There is a glorious era of design where brands weren’t afraid to stand for something different. Two horses tearing apart a pair of Levi’s, a dead lion filled with bees on Lyle’s Golden Syrup, a green pickle that evokes all things Heinz, regardless of their pickle content. It was an era when founders had a whim, unexpected but memorable, and they ran with it. No research groups, analytics or metrics. The continued success of these brands is in avoiding the urge to erase the unusual.

The successful modern brands have confident CMO/CEOs that champion design from within- someone with a founder’s spirit who isn’t swayed by committees or constraints. These are the brands that have the capability to portray the strong sense of self that defies convention, flies in the face of research and squares up to the norm.

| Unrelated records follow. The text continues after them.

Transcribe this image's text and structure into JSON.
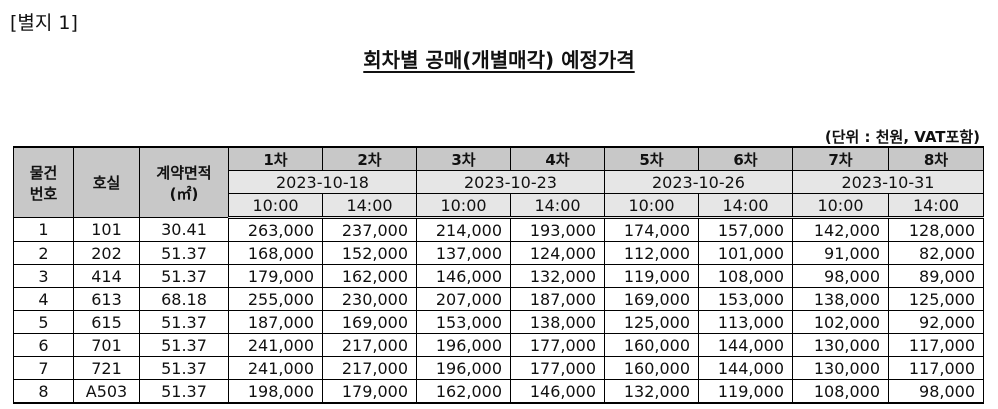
{
  "annex_label": "[별지 1]",
  "title": "회차별 공매(개별매각) 예정가격",
  "unit_note": "(단위 : 천원, VAT포함)",
  "headers": {
    "item_no": [
      "물건",
      "번호"
    ],
    "unit": "호실",
    "area": [
      "계약면적",
      "(㎡)"
    ],
    "rounds": [
      "1차",
      "2차",
      "3차",
      "4차",
      "5차",
      "6차",
      "7차",
      "8차"
    ],
    "dates": [
      "2023-10-18",
      "2023-10-23",
      "2023-10-26",
      "2023-10-31"
    ],
    "times": [
      "10:00",
      "14:00",
      "10:00",
      "14:00",
      "10:00",
      "14:00",
      "10:00",
      "14:00"
    ]
  },
  "rows": [
    {
      "no": "1",
      "unit": "101",
      "area": "30.41",
      "prices": [
        "263,000",
        "237,000",
        "214,000",
        "193,000",
        "174,000",
        "157,000",
        "142,000",
        "128,000"
      ]
    },
    {
      "no": "2",
      "unit": "202",
      "area": "51.37",
      "prices": [
        "168,000",
        "152,000",
        "137,000",
        "124,000",
        "112,000",
        "101,000",
        "91,000",
        "82,000"
      ]
    },
    {
      "no": "3",
      "unit": "414",
      "area": "51.37",
      "prices": [
        "179,000",
        "162,000",
        "146,000",
        "132,000",
        "119,000",
        "108,000",
        "98,000",
        "89,000"
      ]
    },
    {
      "no": "4",
      "unit": "613",
      "area": "68.18",
      "prices": [
        "255,000",
        "230,000",
        "207,000",
        "187,000",
        "169,000",
        "153,000",
        "138,000",
        "125,000"
      ]
    },
    {
      "no": "5",
      "unit": "615",
      "area": "51.37",
      "prices": [
        "187,000",
        "169,000",
        "153,000",
        "138,000",
        "125,000",
        "113,000",
        "102,000",
        "92,000"
      ]
    },
    {
      "no": "6",
      "unit": "701",
      "area": "51.37",
      "prices": [
        "241,000",
        "217,000",
        "196,000",
        "177,000",
        "160,000",
        "144,000",
        "130,000",
        "117,000"
      ]
    },
    {
      "no": "7",
      "unit": "721",
      "area": "51.37",
      "prices": [
        "241,000",
        "217,000",
        "196,000",
        "177,000",
        "160,000",
        "144,000",
        "130,000",
        "117,000"
      ]
    },
    {
      "no": "8",
      "unit": "A503",
      "area": "51.37",
      "prices": [
        "198,000",
        "179,000",
        "162,000",
        "146,000",
        "132,000",
        "119,000",
        "108,000",
        "98,000"
      ]
    }
  ]
}
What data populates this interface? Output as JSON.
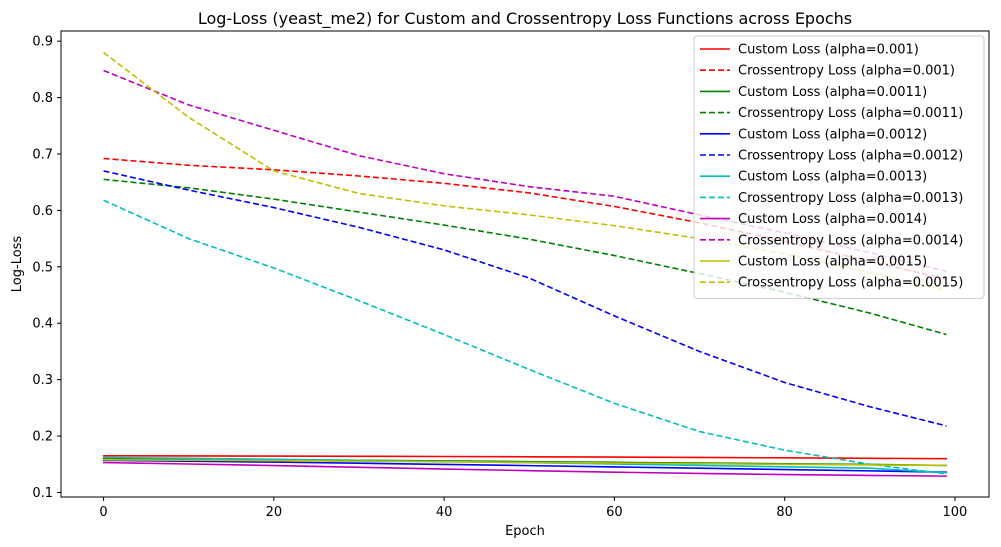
{
  "chart_data": {
    "type": "line",
    "title": "Log-Loss (yeast_me2) for Custom and Crossentropy Loss Functions across Epochs",
    "xlabel": "Epoch",
    "ylabel": "Log-Loss",
    "xlim": [
      -5,
      104
    ],
    "ylim": [
      0.092,
      0.918
    ],
    "xticks": [
      0,
      20,
      40,
      60,
      80,
      100
    ],
    "yticks": [
      0.1,
      0.2,
      0.3,
      0.4,
      0.5,
      0.6,
      0.7,
      0.8,
      0.9
    ],
    "grid": false,
    "legend_position": "top-right",
    "x": [
      0,
      10,
      20,
      30,
      40,
      50,
      60,
      70,
      80,
      90,
      99
    ],
    "series": [
      {
        "name": "Custom Loss (alpha=0.001)",
        "color": "#ff0000",
        "style": "solid",
        "values": [
          0.165,
          0.1648,
          0.1645,
          0.1642,
          0.1638,
          0.1633,
          0.1627,
          0.1621,
          0.1614,
          0.1606,
          0.16
        ]
      },
      {
        "name": "Crossentropy Loss (alpha=0.001)",
        "color": "#ff0000",
        "style": "dashed",
        "values": [
          0.692,
          0.68,
          0.672,
          0.661,
          0.648,
          0.631,
          0.607,
          0.578,
          0.545,
          0.51,
          0.478
        ]
      },
      {
        "name": "Custom Loss (alpha=0.0011)",
        "color": "#008000",
        "style": "solid",
        "values": [
          0.16,
          0.1592,
          0.1582,
          0.1571,
          0.1559,
          0.1547,
          0.1534,
          0.1522,
          0.1509,
          0.1497,
          0.148
        ]
      },
      {
        "name": "Crossentropy Loss (alpha=0.0011)",
        "color": "#008000",
        "style": "dashed",
        "values": [
          0.655,
          0.64,
          0.62,
          0.597,
          0.574,
          0.549,
          0.52,
          0.488,
          0.455,
          0.418,
          0.38
        ]
      },
      {
        "name": "Custom Loss (alpha=0.0012)",
        "color": "#0000ff",
        "style": "solid",
        "values": [
          0.157,
          0.1555,
          0.1538,
          0.1519,
          0.1498,
          0.1476,
          0.1453,
          0.143,
          0.1406,
          0.1383,
          0.136
        ]
      },
      {
        "name": "Crossentropy Loss (alpha=0.0012)",
        "color": "#0000ff",
        "style": "dashed",
        "values": [
          0.67,
          0.636,
          0.605,
          0.57,
          0.53,
          0.48,
          0.413,
          0.35,
          0.295,
          0.252,
          0.218
        ]
      },
      {
        "name": "Custom Loss (alpha=0.0013)",
        "color": "#00bfbf",
        "style": "solid",
        "values": [
          0.162,
          0.1605,
          0.1588,
          0.157,
          0.155,
          0.1528,
          0.1505,
          0.148,
          0.1455,
          0.143,
          0.135
        ]
      },
      {
        "name": "Crossentropy Loss (alpha=0.0013)",
        "color": "#00bfbf",
        "style": "dashed",
        "values": [
          0.618,
          0.55,
          0.498,
          0.44,
          0.38,
          0.318,
          0.258,
          0.208,
          0.175,
          0.15,
          0.133
        ]
      },
      {
        "name": "Custom Loss (alpha=0.0014)",
        "color": "#bf00bf",
        "style": "solid",
        "values": [
          0.153,
          0.1505,
          0.1477,
          0.1447,
          0.1416,
          0.1387,
          0.136,
          0.1337,
          0.1318,
          0.1302,
          0.129
        ]
      },
      {
        "name": "Crossentropy Loss (alpha=0.0014)",
        "color": "#bf00bf",
        "style": "dashed",
        "values": [
          0.848,
          0.787,
          0.742,
          0.697,
          0.665,
          0.642,
          0.625,
          0.592,
          0.56,
          0.525,
          0.492
        ]
      },
      {
        "name": "Custom Loss (alpha=0.0015)",
        "color": "#bfbf00",
        "style": "solid",
        "values": [
          0.158,
          0.1572,
          0.1563,
          0.1553,
          0.1543,
          0.1532,
          0.1521,
          0.151,
          0.1499,
          0.1489,
          0.148
        ]
      },
      {
        "name": "Crossentropy Loss (alpha=0.0015)",
        "color": "#bfbf00",
        "style": "dashed",
        "values": [
          0.88,
          0.765,
          0.67,
          0.63,
          0.608,
          0.592,
          0.573,
          0.55,
          0.523,
          0.49,
          0.458
        ]
      }
    ]
  }
}
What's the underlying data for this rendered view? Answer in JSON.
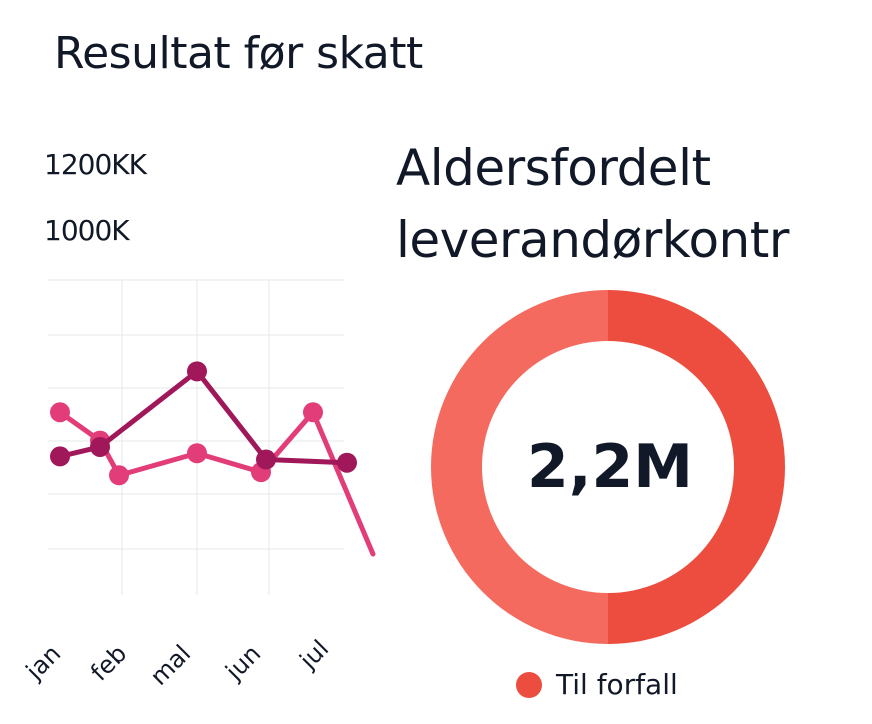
{
  "title_left": "Resultat  før skatt",
  "title_right": [
    "Aldersfordelt",
    "leverandørkontr"
  ],
  "chart_data": [
    {
      "type": "line",
      "title": "Resultat  før skatt",
      "ytick_labels": [
        "1200KK",
        "1000K"
      ],
      "categories": [
        "jan",
        "feb",
        "mal",
        "jun",
        "jul"
      ],
      "series": [
        {
          "color": "#e23d79",
          "points": [
            {
              "x": "jan",
              "y": 0.58
            },
            {
              "x": "feb",
              "y": 0.49
            },
            {
              "x": "feb",
              "y": 0.38
            },
            {
              "x": "mal",
              "y": 0.45
            },
            {
              "x": "jun",
              "y": 0.39
            },
            {
              "x": "jun",
              "y": 0.58
            },
            {
              "x": "jul",
              "y": 0.13
            }
          ]
        },
        {
          "color": "#a0175a",
          "points": [
            {
              "x": "jan",
              "y": 0.44
            },
            {
              "x": "feb",
              "y": 0.47
            },
            {
              "x": "mal",
              "y": 0.71
            },
            {
              "x": "jun",
              "y": 0.43
            },
            {
              "x": "jul",
              "y": 0.42
            }
          ]
        }
      ]
    },
    {
      "type": "pie",
      "title": "Aldersfordelt leverandørkontr",
      "center_label": "2,2M",
      "slices": [
        {
          "label": "Til forfall",
          "value": 50,
          "color": "#ec4d3e"
        },
        {
          "label": "",
          "value": 50,
          "color": "#f46a5e"
        }
      ],
      "legend": [
        {
          "label": "Til forfall",
          "color": "#ec4d3e"
        }
      ]
    }
  ]
}
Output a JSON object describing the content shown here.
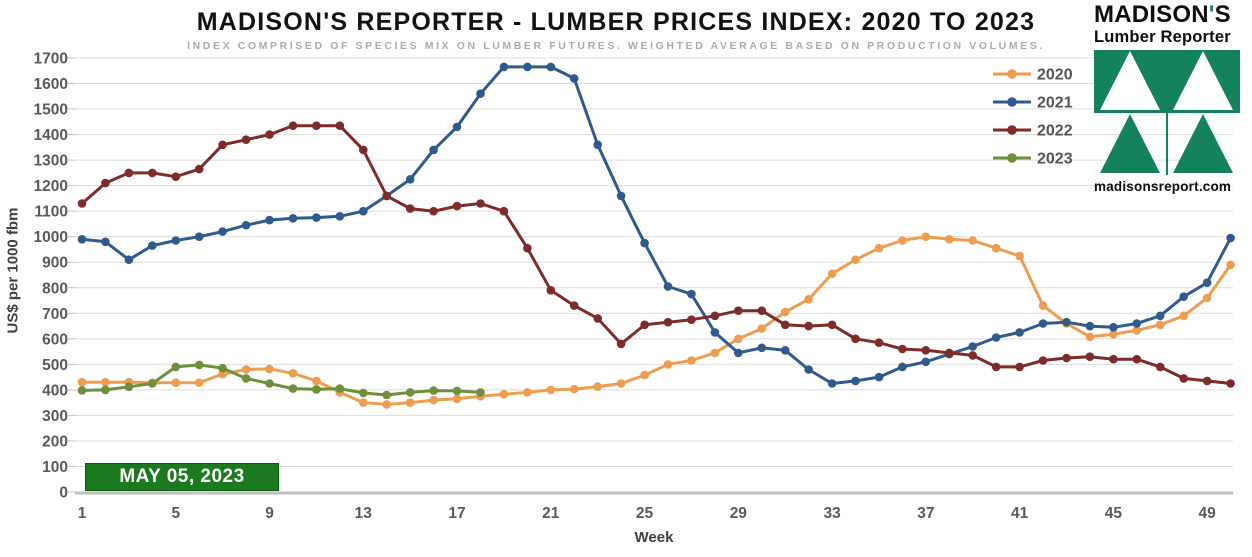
{
  "header": {
    "title": "MADISON'S REPORTER - LUMBER PRICES INDEX: 2020 TO 2023",
    "subtitle": "INDEX COMPRISED OF SPECIES MIX ON LUMBER FUTURES. WEIGHTED AVERAGE BASED ON PRODUCTION VOLUMES."
  },
  "branding": {
    "name_pre": "MADISON",
    "apostrophe": "'",
    "name_post": "S",
    "tagline": "Lumber Reporter",
    "website": "madisonsreport.com",
    "logo_green": "#14825a"
  },
  "chart_data": {
    "type": "line",
    "title": "MADISON'S REPORTER - LUMBER PRICES INDEX: 2020 TO 2023",
    "xlabel": "Week",
    "ylabel": "US$ per 1000 fbm",
    "ylim": [
      0,
      1700
    ],
    "y_step": 100,
    "x_ticks": [
      1,
      5,
      9,
      13,
      17,
      21,
      25,
      29,
      33,
      37,
      41,
      45,
      49
    ],
    "x_max": 50,
    "grid": true,
    "legend_position": "top-right",
    "colors": {
      "grid": "#dcdcdc",
      "axis": "#bfbfbf",
      "tick_text": "#595959",
      "legend_text": "#555555"
    },
    "annotation": {
      "label": "MAY 05, 2023",
      "bg": "#1b7a1f",
      "text_color": "#ffffff"
    },
    "series": [
      {
        "name": "2020",
        "color": "#ed9d50",
        "start_week": 1,
        "values": [
          430,
          430,
          430,
          428,
          428,
          428,
          462,
          480,
          482,
          465,
          435,
          390,
          350,
          343,
          350,
          360,
          365,
          375,
          383,
          390,
          400,
          403,
          413,
          425,
          458,
          500,
          515,
          545,
          600,
          640,
          705,
          755,
          855,
          910,
          955,
          985,
          1000,
          990,
          985,
          955,
          925,
          730,
          660,
          608,
          618,
          633,
          655,
          690,
          760,
          890
        ]
      },
      {
        "name": "2021",
        "color": "#2f5b8c",
        "start_week": 1,
        "values": [
          990,
          980,
          910,
          965,
          985,
          1000,
          1020,
          1045,
          1065,
          1072,
          1075,
          1080,
          1100,
          1160,
          1225,
          1340,
          1430,
          1560,
          1665,
          1665,
          1665,
          1620,
          1360,
          1160,
          975,
          805,
          775,
          625,
          545,
          565,
          555,
          480,
          425,
          435,
          450,
          490,
          510,
          540,
          570,
          605,
          625,
          660,
          665,
          650,
          645,
          660,
          690,
          765,
          820,
          995
        ]
      },
      {
        "name": "2022",
        "color": "#7d2b2b",
        "start_week": 1,
        "values": [
          1130,
          1210,
          1250,
          1250,
          1235,
          1265,
          1360,
          1380,
          1400,
          1435,
          1435,
          1435,
          1340,
          1160,
          1110,
          1100,
          1120,
          1130,
          1100,
          955,
          790,
          730,
          680,
          580,
          655,
          665,
          675,
          690,
          710,
          710,
          655,
          650,
          655,
          600,
          585,
          560,
          555,
          545,
          535,
          490,
          490,
          515,
          525,
          530,
          520,
          520,
          490,
          445,
          435,
          425
        ]
      },
      {
        "name": "2023",
        "color": "#6e8f3c",
        "start_week": 1,
        "values": [
          398,
          400,
          412,
          425,
          490,
          498,
          485,
          445,
          425,
          405,
          402,
          405,
          388,
          380,
          390,
          397,
          396,
          390
        ]
      }
    ]
  }
}
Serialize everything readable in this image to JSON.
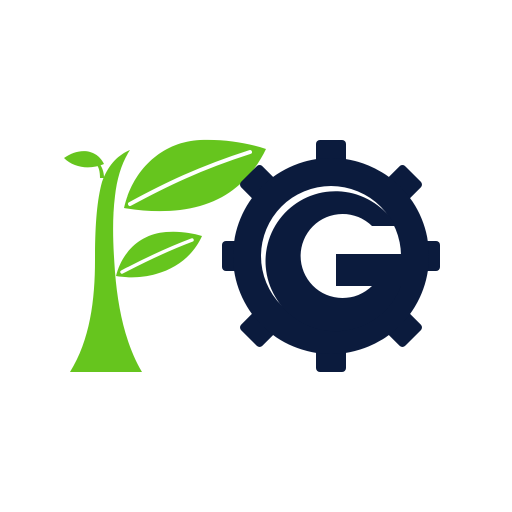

Q: How do you think the advertising industry overall regards the discipline of branding and design, especially given the business impacts you’ve described in the previous questions? What assumptions do people have that you would challenge?

Design as a discipline tends to be overlooked. It isn’t glamorous, it doesn’t cruise around Cannes aboard a Super Yacht. It’s more of a hard-working tugboat, small but mighty, capable of maneuvering the largest cruise ship in any given direction.

You can’t opt-out of design, it’s woven into the fabric of everyday experiences. Across the board, our clients are shifting budgets away from the “sell” and investing in the experience along with the development of distinctive assets. Used effectively, design is an investment, not a cost.

Some see design as decoration, but we hope to change that. Design is ultimately about discipline, communication and problem-solving.

Q: What advice would you give to a brand marketer considering a new brand identity or brand refresh?

Choose your partner wisely, you get what you pay for. Remove silos, work collaboratively.

Trust your gut, reject the norm.

Have the decision-makers in the room.

Be nice, demand the same in return.

And above all, be patient, it takes years to become an overnight success.